Question

Two bodies of masses $m_1$ and $m_2$ initially at rest at infinite distance apart move towards each other under gravitational force of attraction. Their relative velocity of approach when they are separated by a distance $r$ is (G = Universal gravitational constant)

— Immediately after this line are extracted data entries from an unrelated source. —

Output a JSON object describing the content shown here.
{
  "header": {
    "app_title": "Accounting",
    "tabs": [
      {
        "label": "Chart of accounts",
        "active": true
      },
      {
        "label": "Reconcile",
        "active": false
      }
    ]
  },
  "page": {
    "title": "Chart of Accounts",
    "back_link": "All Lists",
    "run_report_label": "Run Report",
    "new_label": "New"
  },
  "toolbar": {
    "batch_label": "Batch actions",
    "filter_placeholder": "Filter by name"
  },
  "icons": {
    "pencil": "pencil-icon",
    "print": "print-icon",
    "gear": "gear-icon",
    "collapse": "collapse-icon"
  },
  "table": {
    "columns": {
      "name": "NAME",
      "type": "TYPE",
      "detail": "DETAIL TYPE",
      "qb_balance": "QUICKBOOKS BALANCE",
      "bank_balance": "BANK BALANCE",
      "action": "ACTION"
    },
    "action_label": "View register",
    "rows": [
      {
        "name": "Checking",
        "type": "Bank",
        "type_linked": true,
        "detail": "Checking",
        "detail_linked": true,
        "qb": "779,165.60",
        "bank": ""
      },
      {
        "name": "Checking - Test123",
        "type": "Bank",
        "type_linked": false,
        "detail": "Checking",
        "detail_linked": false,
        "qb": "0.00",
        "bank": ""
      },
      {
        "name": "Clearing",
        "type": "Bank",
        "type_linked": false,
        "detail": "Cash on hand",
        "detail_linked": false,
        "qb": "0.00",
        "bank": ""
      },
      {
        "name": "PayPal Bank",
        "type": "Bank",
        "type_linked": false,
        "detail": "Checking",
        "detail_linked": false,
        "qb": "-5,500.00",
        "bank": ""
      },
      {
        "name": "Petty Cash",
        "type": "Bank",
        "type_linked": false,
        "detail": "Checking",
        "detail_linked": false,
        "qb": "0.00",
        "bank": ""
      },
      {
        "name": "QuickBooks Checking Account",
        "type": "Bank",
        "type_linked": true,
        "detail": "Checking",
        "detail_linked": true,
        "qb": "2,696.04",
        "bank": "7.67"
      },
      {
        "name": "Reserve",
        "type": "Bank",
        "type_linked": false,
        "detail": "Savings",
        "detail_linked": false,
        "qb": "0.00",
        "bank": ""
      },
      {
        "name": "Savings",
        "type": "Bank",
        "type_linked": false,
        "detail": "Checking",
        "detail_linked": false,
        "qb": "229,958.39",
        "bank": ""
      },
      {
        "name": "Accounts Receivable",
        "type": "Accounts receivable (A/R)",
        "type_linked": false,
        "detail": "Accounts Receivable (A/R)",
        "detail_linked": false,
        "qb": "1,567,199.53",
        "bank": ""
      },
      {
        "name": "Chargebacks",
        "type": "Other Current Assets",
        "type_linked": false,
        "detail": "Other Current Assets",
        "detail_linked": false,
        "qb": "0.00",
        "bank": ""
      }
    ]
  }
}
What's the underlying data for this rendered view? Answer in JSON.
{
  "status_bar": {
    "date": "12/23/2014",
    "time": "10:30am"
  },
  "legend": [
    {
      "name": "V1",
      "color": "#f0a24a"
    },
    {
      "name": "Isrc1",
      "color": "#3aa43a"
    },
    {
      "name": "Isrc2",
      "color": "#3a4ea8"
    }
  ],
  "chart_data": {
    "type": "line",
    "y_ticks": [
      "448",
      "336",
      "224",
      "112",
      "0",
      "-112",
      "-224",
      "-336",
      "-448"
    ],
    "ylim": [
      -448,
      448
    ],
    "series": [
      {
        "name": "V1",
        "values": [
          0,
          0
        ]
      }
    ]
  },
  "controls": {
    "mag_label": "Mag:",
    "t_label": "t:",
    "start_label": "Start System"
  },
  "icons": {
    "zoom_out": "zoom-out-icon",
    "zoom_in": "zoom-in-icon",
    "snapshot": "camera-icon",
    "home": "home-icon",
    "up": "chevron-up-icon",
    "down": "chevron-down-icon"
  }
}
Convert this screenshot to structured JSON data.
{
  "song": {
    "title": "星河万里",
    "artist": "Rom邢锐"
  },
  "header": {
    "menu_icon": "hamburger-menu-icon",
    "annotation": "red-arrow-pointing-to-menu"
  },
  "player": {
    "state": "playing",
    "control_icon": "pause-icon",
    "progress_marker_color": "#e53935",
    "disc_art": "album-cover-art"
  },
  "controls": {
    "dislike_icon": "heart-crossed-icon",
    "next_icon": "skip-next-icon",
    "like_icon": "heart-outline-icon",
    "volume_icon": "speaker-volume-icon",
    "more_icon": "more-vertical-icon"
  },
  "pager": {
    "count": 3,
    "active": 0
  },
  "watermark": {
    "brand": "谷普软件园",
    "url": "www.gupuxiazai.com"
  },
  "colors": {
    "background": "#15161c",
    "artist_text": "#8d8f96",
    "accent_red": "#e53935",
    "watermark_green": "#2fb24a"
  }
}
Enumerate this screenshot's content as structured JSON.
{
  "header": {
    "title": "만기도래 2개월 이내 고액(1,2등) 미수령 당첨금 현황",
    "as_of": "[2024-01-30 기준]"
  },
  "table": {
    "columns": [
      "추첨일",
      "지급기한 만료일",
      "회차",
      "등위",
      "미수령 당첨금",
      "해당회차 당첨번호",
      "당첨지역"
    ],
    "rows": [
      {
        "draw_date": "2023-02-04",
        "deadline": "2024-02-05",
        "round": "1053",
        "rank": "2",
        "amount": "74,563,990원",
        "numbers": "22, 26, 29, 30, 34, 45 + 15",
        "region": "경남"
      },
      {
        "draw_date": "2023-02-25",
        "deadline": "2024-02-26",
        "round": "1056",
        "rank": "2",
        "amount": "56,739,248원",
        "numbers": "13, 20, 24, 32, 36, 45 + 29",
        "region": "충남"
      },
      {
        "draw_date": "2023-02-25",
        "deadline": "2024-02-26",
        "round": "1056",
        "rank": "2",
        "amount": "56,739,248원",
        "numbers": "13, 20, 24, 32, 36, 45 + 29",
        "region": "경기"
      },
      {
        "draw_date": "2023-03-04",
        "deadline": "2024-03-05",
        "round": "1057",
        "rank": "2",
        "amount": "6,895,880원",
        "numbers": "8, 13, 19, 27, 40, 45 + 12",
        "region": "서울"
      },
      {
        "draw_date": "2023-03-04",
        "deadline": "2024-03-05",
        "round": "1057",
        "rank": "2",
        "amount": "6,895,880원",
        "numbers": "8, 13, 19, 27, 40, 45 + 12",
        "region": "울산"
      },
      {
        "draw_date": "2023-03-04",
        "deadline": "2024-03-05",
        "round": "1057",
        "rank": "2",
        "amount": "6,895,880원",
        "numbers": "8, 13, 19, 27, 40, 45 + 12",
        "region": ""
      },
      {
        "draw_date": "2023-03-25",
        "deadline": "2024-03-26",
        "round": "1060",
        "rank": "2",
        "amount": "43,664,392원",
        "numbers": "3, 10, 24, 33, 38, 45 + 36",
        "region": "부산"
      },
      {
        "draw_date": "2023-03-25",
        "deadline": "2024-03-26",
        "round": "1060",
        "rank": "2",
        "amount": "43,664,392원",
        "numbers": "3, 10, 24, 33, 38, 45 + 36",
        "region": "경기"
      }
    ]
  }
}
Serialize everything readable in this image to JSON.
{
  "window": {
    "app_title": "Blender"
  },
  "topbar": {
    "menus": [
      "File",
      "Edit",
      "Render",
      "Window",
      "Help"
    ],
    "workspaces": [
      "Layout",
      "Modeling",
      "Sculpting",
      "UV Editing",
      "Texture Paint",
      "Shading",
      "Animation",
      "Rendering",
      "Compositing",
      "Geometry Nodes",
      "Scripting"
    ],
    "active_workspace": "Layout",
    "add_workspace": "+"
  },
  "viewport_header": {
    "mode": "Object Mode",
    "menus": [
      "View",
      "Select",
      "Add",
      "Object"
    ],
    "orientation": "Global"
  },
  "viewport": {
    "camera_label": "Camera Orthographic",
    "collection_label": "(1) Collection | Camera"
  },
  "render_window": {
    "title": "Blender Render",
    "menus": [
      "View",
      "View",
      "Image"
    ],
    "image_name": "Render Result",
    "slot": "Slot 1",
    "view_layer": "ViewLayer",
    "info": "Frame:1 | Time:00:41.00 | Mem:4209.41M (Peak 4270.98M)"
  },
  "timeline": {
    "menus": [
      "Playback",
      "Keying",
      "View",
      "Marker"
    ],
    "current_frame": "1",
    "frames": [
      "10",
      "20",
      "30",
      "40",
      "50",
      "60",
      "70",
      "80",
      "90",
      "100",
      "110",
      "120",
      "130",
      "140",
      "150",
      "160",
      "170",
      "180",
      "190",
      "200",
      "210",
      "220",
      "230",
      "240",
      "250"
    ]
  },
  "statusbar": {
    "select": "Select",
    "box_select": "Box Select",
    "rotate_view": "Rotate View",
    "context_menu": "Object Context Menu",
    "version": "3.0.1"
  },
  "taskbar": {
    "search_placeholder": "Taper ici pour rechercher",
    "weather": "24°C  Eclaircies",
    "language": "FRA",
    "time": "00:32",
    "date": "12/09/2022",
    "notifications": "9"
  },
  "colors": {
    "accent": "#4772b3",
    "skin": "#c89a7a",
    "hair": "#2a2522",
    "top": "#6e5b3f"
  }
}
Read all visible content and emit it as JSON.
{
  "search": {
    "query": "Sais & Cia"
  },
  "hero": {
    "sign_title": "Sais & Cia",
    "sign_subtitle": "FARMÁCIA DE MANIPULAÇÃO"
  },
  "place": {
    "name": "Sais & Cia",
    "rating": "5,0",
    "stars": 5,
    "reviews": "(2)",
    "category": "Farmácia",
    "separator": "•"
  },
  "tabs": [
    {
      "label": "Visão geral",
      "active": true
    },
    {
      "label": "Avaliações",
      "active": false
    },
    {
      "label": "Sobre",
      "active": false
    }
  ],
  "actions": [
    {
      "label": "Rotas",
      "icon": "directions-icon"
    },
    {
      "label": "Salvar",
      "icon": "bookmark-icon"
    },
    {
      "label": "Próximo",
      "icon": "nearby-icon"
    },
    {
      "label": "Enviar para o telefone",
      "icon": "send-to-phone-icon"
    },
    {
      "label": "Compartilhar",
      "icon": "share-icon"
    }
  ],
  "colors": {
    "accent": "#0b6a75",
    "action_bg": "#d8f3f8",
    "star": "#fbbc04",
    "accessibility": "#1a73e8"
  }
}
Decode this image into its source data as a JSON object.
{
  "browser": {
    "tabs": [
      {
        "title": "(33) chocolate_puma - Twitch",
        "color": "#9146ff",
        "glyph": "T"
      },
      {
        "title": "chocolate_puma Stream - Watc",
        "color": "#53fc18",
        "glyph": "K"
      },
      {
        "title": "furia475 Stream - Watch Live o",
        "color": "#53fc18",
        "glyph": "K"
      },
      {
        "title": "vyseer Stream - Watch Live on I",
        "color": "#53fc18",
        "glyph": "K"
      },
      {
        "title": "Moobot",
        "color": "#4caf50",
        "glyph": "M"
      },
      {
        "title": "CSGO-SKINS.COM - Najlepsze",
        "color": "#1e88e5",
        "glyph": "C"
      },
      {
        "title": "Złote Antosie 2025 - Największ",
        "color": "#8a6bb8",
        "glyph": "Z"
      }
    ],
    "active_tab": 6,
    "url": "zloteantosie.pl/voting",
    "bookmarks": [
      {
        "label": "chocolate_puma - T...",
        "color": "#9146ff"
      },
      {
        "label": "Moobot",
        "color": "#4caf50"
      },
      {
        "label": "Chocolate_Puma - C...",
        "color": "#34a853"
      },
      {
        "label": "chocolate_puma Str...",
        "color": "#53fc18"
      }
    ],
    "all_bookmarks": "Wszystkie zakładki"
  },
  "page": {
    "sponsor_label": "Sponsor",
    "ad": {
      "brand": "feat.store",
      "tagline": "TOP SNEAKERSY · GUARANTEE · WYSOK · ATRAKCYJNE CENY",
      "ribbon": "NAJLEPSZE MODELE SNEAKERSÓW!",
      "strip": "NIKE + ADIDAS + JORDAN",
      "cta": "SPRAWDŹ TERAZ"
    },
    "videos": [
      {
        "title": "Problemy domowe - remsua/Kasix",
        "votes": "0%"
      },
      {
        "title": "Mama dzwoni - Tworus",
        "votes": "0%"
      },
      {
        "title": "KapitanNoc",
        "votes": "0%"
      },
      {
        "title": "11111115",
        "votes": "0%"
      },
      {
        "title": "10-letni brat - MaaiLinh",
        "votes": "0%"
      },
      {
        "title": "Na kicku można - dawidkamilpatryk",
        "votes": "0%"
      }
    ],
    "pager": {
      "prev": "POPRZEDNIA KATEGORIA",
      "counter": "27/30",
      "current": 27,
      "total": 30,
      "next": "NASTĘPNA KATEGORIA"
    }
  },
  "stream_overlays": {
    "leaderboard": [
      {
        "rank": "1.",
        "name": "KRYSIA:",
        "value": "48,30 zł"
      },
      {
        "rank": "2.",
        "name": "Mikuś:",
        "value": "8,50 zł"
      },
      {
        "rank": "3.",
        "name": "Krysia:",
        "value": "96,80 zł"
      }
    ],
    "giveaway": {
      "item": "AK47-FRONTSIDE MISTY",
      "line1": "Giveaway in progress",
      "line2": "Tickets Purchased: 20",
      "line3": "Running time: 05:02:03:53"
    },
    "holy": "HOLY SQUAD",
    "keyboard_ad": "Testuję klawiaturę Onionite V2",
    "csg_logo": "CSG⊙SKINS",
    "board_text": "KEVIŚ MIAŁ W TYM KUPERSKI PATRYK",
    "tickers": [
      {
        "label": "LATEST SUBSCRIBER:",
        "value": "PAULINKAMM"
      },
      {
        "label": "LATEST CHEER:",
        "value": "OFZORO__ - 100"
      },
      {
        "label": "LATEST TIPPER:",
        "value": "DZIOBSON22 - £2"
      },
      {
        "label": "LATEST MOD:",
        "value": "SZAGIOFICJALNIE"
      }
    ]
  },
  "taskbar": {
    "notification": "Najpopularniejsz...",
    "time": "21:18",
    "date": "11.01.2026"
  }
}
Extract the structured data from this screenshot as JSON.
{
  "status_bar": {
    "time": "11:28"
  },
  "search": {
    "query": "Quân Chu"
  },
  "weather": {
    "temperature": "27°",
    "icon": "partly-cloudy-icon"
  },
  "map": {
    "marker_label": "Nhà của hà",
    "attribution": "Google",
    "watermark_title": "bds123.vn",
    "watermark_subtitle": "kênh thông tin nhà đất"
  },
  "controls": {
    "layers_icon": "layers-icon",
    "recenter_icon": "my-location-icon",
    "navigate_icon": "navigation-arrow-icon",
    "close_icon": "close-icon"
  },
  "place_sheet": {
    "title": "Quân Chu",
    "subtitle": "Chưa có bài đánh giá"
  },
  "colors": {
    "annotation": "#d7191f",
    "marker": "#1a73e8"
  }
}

• A. $\left[ \frac{2G\left(m_{1}-m_{2}\right)}{r}\right]^{\frac{1}{2}} $
• B. $\left[ \frac{2G\left(m_{1} + m_{2}\right)}{r}\right]^{\frac{1}{2}} $
• C. $\left[ \frac{r}{2G\left(m_{1} m_{2}\right)}\right]^{\frac{1}{2}} $
• D. $\left[\frac{r}{2 G} m_{1} m_{2}\right]^{1 / 2}$

Answer 1

The Correct Option is B

Initially when the two masses are at an infinite distance from each other, their gravitational potential energy is zero. When they are at a distance $r$ from each, the gravitational $PE$ is
$PE =\frac{-G m_{1} m_{2}}{r^{2}}$
The minus sign-indicates that there is a decrease in PE. This gives rise to an increase in kinetic energy.
If $v_{1}$ and $v_{2}$ are their respective velocities when they are a distance $r$ apart then, from the law of conservation of energy, we have
$\frac{1}{2} m_{1} v_{1}^{2}=\frac{G m_{1} m_{2}}{r}$ or $v_{1}=\sqrt{\frac{2 G m_{2}}{r}}$
and $\frac{1}{2} m_{2} v_{2}^{2}=\frac{G m_{1} m_{2}}{r}$ or $v_{2}=\sqrt{\frac{2 G m_{1}}{r}}$
Therefore, their relative velocity of approach is
$ v_{1}+v_{2} =\sqrt{\frac{2 G m_{2}}{r}}+\sqrt{\frac{2 G m_{1}}{r}}=\sqrt{\frac{2 G}{r}\left(m_{1}+m_{2}\right)}$
$=\left(\frac{2 G\left(m_{1} \times m_{2}\right)}{r}\right)^{\frac{1}{2}}$